Le gouvernement tunisien est en train d’élaborer un plan de coopération avec l’Union européenne en matière de gestion des migrations, malgré les condamnations par l’UE des mesures jugées autoritaires prises par le président tunisien Kais Saied au cours des deux dernières années.
Selon le Haut Commissariat des Nations unies pour les réfugiés, plus de 75 000 immigrants africains sont arrivés sur les côtes européennes par des voies illégales en 2023. L’Italie, qui concentre le plus grand nombre d’arrivées, a accueilli plus de 56 000 migrants, dont environ 27 000 sont passés par la Tunisie qui sert de point de départ à la fois pour les immigrants d’Afrique subsaharienne et, depuis peu, pour les Tunisiens eux-mêmes.

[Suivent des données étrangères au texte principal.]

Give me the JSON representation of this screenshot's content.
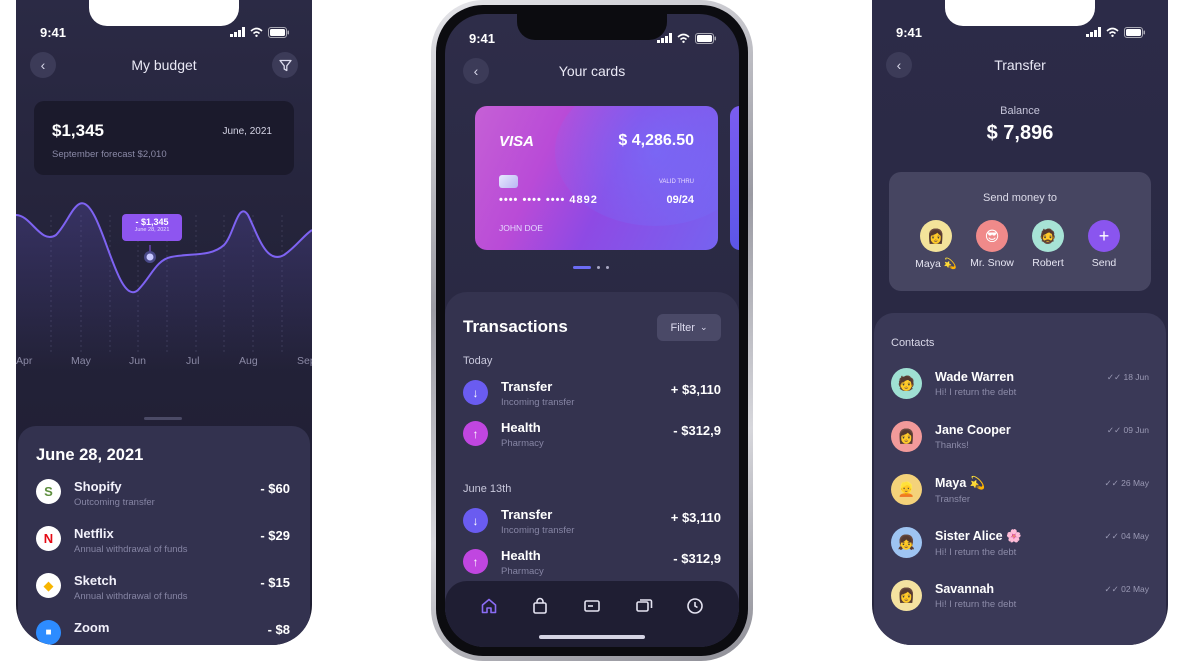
{
  "status_time": "9:41",
  "budget": {
    "title": "My budget",
    "amount": "$1,345",
    "date": "June, 2021",
    "forecast": "September forecast $2,010",
    "tooltip_value": "- $1,345",
    "tooltip_date": "June 28, 2021",
    "months": [
      "Apr",
      "May",
      "Jun",
      "Jul",
      "Aug",
      "Sep"
    ],
    "sheet_title": "June 28, 2021",
    "transactions": [
      {
        "name": "Shopify",
        "sub": "Outcoming transfer",
        "amount": "- $60",
        "icon": "S"
      },
      {
        "name": "Netflix",
        "sub": "Annual withdrawal of funds",
        "amount": "- $29",
        "icon": "N"
      },
      {
        "name": "Sketch",
        "sub": "Annual withdrawal of funds",
        "amount": "- $15",
        "icon": "◆"
      },
      {
        "name": "Zoom",
        "sub": "",
        "amount": "- $8",
        "icon": "■"
      }
    ]
  },
  "cards": {
    "title": "Your cards",
    "brand": "VISA",
    "balance": "$ 4,286.50",
    "valid_label": "VALID THRU",
    "number": "•••• •••• •••• 4892",
    "expiry": "09/24",
    "holder": "JOHN DOE",
    "transactions_title": "Transactions",
    "filter_label": "Filter",
    "groups": [
      {
        "label": "Today",
        "items": [
          {
            "name": "Transfer",
            "sub": "Incoming transfer",
            "amount": "+ $3,110",
            "kind": "in"
          },
          {
            "name": "Health",
            "sub": "Pharmacy",
            "amount": "- $312,9",
            "kind": "out"
          }
        ]
      },
      {
        "label": "June 13th",
        "items": [
          {
            "name": "Transfer",
            "sub": "Incoming transfer",
            "amount": "+ $3,110",
            "kind": "in"
          },
          {
            "name": "Health",
            "sub": "Pharmacy",
            "amount": "- $312,9",
            "kind": "out"
          }
        ]
      }
    ],
    "tabs": [
      "home-icon",
      "bag-icon",
      "card-icon",
      "chat-icon",
      "clock-icon"
    ]
  },
  "transfer": {
    "title": "Transfer",
    "balance_label": "Balance",
    "balance": "$ 7,896",
    "send_title": "Send money to",
    "recipients": [
      "Maya 💫",
      "Mr. Snow",
      "Robert",
      "Send"
    ],
    "contacts_title": "Contacts",
    "contacts": [
      {
        "name": "Wade Warren",
        "sub": "Hi! I return the debt",
        "date": "18 Jun"
      },
      {
        "name": "Jane Cooper",
        "sub": "Thanks!",
        "date": "09 Jun"
      },
      {
        "name": "Maya 💫",
        "sub": "Transfer",
        "date": "26 May"
      },
      {
        "name": "Sister Alice 🌸",
        "sub": "Hi! I return the debt",
        "date": "04 May"
      },
      {
        "name": "Savannah",
        "sub": "Hi! I return the debt",
        "date": "02 May"
      }
    ]
  },
  "colors": {
    "accent_purple": "#8e55f0",
    "accent_blue": "#6c6cf5",
    "in_icon": "#6a5cf0",
    "out_icon": "#c046e0"
  }
}
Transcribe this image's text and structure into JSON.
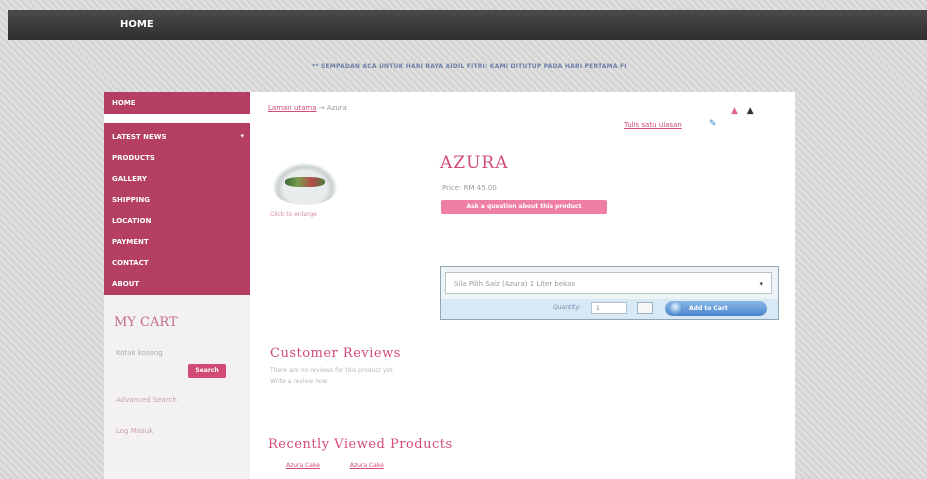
{
  "topbar": {
    "home": "HOME"
  },
  "marquee": "** SEMPADAN ACA UNTUK HARI RAYA AIDIL FITRI: KAMI DITUTUP PADA HARI PERTAMA FI",
  "sidebar": {
    "home": "HOME",
    "items": [
      {
        "label": "LATEST NEWS"
      },
      {
        "label": "PRODUCTS"
      },
      {
        "label": "GALLERY"
      },
      {
        "label": "SHIPPING"
      },
      {
        "label": "LOCATION"
      },
      {
        "label": "PAYMENT"
      },
      {
        "label": "CONTACT"
      },
      {
        "label": "ABOUT"
      }
    ],
    "cart_title": "MY CART",
    "cart_empty": "Kotak kosong",
    "search_button": "Search",
    "search_label": "Advanced Search",
    "footer_text": "Log Masuk"
  },
  "breadcrumb": {
    "link": "Laman utama",
    "sep": "→",
    "current": "Azura"
  },
  "nav_arrows": {
    "prev": "▲",
    "next": "▲"
  },
  "write_review": "Tulis satu ulasan",
  "product": {
    "title": "AZURA",
    "price": "Price: RM 45.00",
    "ask_button": "Ask a question about this product",
    "enlarge": "Click to enlarge",
    "option_text": "Sila Pilih Saiz (Azura) 1 Liter bekas",
    "qty_label": "Quantity:",
    "qty_value": "1",
    "add_to_cart": "Add to Cart"
  },
  "reviews": {
    "title": "Customer Reviews",
    "line1": "There are no reviews for this product yet.",
    "line2": "Write a review now"
  },
  "recent": {
    "title": "Recently Viewed Products",
    "links": [
      "Azura Cake",
      "Azura Cake"
    ]
  }
}
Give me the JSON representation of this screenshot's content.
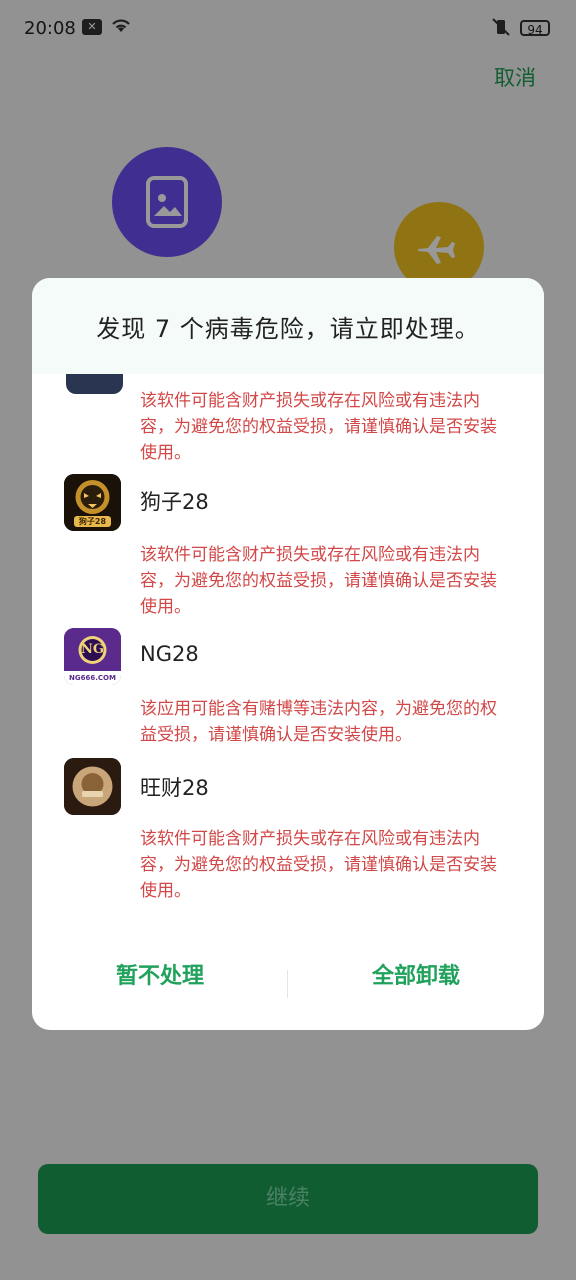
{
  "status": {
    "time": "20:08",
    "battery": "94"
  },
  "header": {
    "cancel_label": "取消"
  },
  "bottom": {
    "continue_label": "继续"
  },
  "dialog": {
    "title": "发现 7 个病毒危险，请立即处理。",
    "items": [
      {
        "name": "",
        "warning": "该软件可能含财产损失或存在风险或有违法内容，为避免您的权益受损，请谨慎确认是否安装使用。"
      },
      {
        "name": "狗子28",
        "icon": "tiger-app-icon",
        "icon_text": "狗子28",
        "warning": "该软件可能含财产损失或存在风险或有违法内容，为避免您的权益受损，请谨慎确认是否安装使用。"
      },
      {
        "name": "NG28",
        "icon": "ng-app-icon",
        "icon_text": "NG",
        "icon_subtext": "NG666.COM",
        "warning": "该应用可能含有赌博等违法内容，为避免您的权益受损，请谨慎确认是否安装使用。"
      },
      {
        "name": "旺财28",
        "icon": "wangcai-app-icon",
        "warning": "该软件可能含财产损失或存在风险或有违法内容，为避免您的权益受损，请谨慎确认是否安装使用。"
      }
    ],
    "actions": {
      "ignore_label": "暂不处理",
      "uninstall_all_label": "全部卸载"
    }
  },
  "colors": {
    "accent_green": "#1e9b54",
    "warning_red": "#d24747"
  }
}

« Ces deux dernières années ont été marquées par une forte augmentation des arrivées de migrants en provenance de Tunisie, en particulier vers l’Italie. Par rapport aux années précédentes, les Tunisiens ne formaient pas un groupe démographique important lorsqu’il s’agissait de migrants tentant de fuir vers l’Europe, mais depuis 2020, ils figurent de plus en plus dans la démographie des migrants », a déclaré Kelly Petillo, coordinatrice du programme Moyen-Orient et Afrique du Nord au Conseil européen des relations étrangères.
Elle a déclaré à The Media Line que les principales raisons qui poussent les Tunisiens à partir sont liées à l’effondrement économique dont leur pays est témoin. « Cette situation s’est aggravée au cours des dix dernières années, depuis le printemps arabe, et s’est encore intensifiée depuis la pandémie », a-t-elle ajouté.
Elle n’en demeure pas moins que l’Europe a tout intérêt à garder la Tunisie comme alliée. Outre la question des migrants, la guerre russo-ukrainienne a obligé l’Europe à rechercher d’autres sources d’énergie, la Russie étant l’un des principaux fournisseurs.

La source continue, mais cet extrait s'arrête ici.